Westbrook frequently got lost attempting to guard the Clippers' Chris Paul last night, including lethargically falling into a pick-and-roll which led to the aforementioned dunk of the year. To Westbrook's credit, he disrupted the passing lanes and managed five steals.

Unfortunately, the Thunder's defensive breakdown wasn't something able to be mitigated by impressive statistics. Defensively, the Thunder were dead on arrival, surrendering 36 points in the first quarter to the red-eyed Clippers.

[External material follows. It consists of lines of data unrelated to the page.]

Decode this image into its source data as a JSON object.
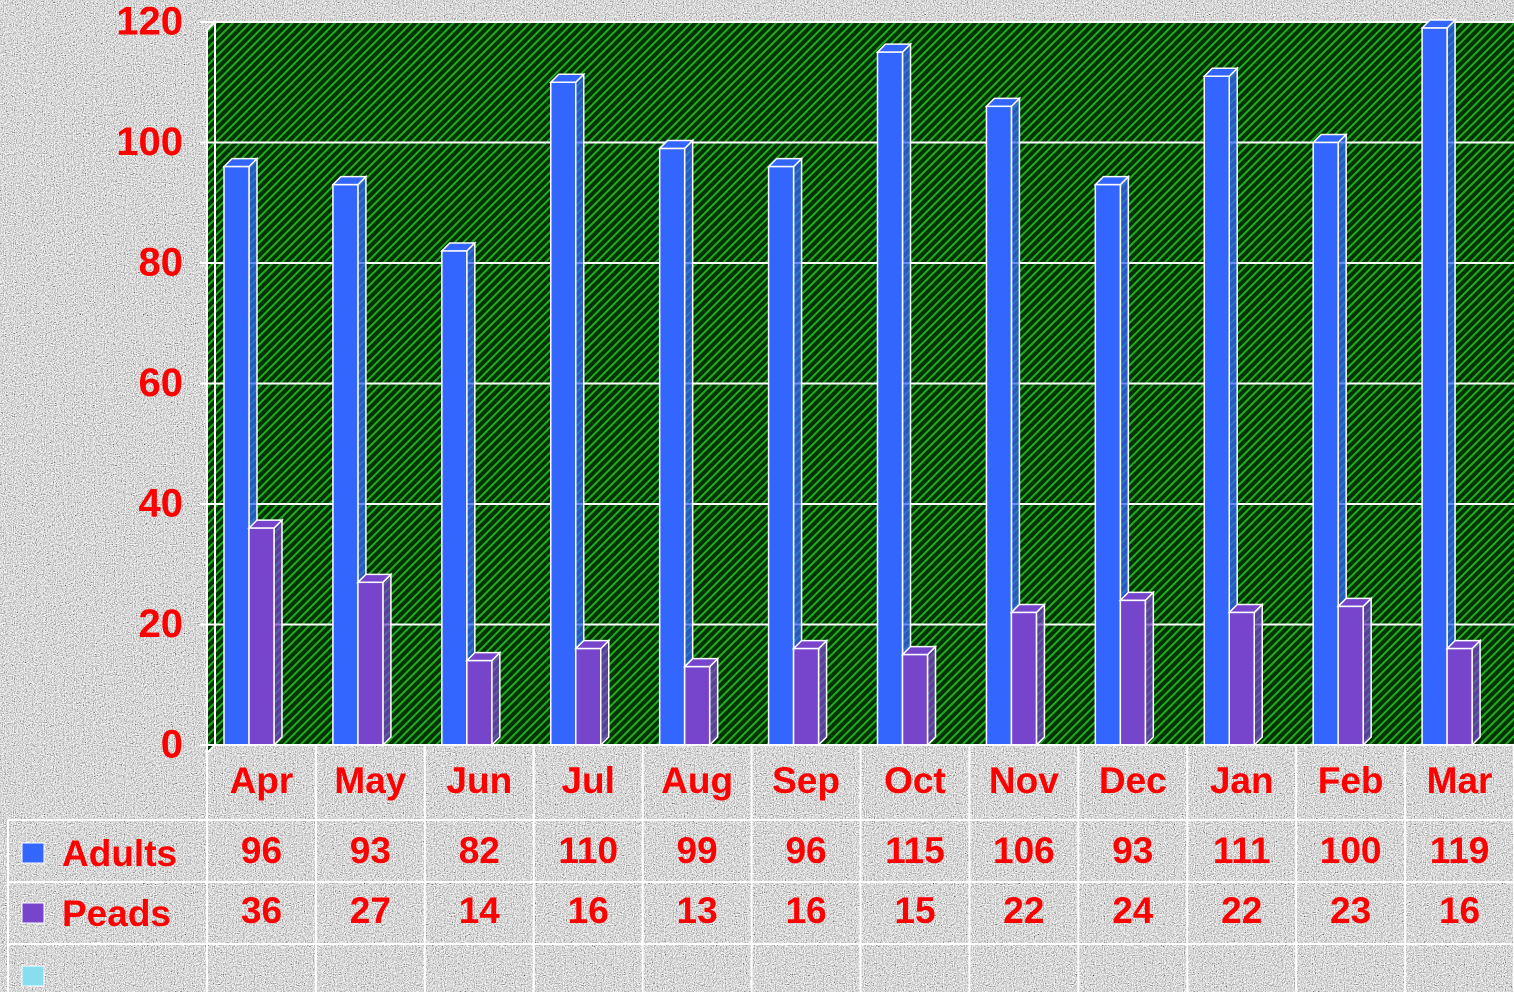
{
  "chart_data": {
    "type": "bar",
    "categories": [
      "Apr",
      "May",
      "Jun",
      "Jul",
      "Aug",
      "Sep",
      "Oct",
      "Nov",
      "Dec",
      "Jan",
      "Feb",
      "Mar"
    ],
    "series": [
      {
        "name": "Adults",
        "color": "#3366ff",
        "values": [
          96,
          93,
          82,
          110,
          99,
          96,
          115,
          106,
          93,
          111,
          100,
          119
        ]
      },
      {
        "name": "Peads",
        "color": "#7744cc",
        "values": [
          36,
          27,
          14,
          16,
          13,
          16,
          15,
          22,
          24,
          22,
          23,
          16
        ]
      }
    ],
    "ylim": [
      0,
      120
    ],
    "yticks": [
      0,
      20,
      40,
      60,
      80,
      100,
      120
    ],
    "grid": true
  }
}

While the Clippers would never relinquish the lead following the first quarter, the Thunder came within 11 points seven minutes into the fourth quarter. The Thunder looked a couple stops away from being able to start a late fourth quarter run...and then the following possessions happened:  

Chris Paul 11-footer (90-103) contested by Serge Ibaka on a late rotation...Paul contested 23-footer (90-105), OKC timeout, Daequan Cook three-pointer (93-105)...Paul blow-by cradle-layup (93-107)...Westbrook missed 3PA, Westbrook replaced by Reggie Jackson...Paul 18-footer (93-109).  

In other words, Paul simply outclassed Westbrook, which is to be expected. What wasn't expected, however, was that Paul would orchestrate the floor with such ease against a team that is currently the favorite to win the Western Conference.  

Blake Griffin throws down the consensus dunk of the year in the Clippers' victory over the Thunder.

While it is premature to suggest that Westbrook should assume the brunt of responsibility for the team's loss last night, his insistence upon playing on-the-ball and gambling for steals is costing the team floor position and points in the paint (at least 24 of the Clippers' 48 points in the paint were facilitated by penetration by perimeter players).   

This phenomenon was actually explored earlier in the season by Portland Trailblazers point guard Raymond Felton, who went so far as to call out Westbrook by name as being expressly a one-on-one player, stating that Westbrook unnecessarily forces rotation by dabbling too often in the passing lane and compromising cooperation in the team defense for individual statistics. 

An early-season loss is comparatively light stakes for issues which could be ironed out prior to a playoff run. However, Westbrook's issues have been well-documented and have apparently gone poorly addressed. If the Thunder cannot shore up defensive shortcomings at the point guard position, they could be facing a playoff exit short of the NBA Finals in the event they return to Lob City.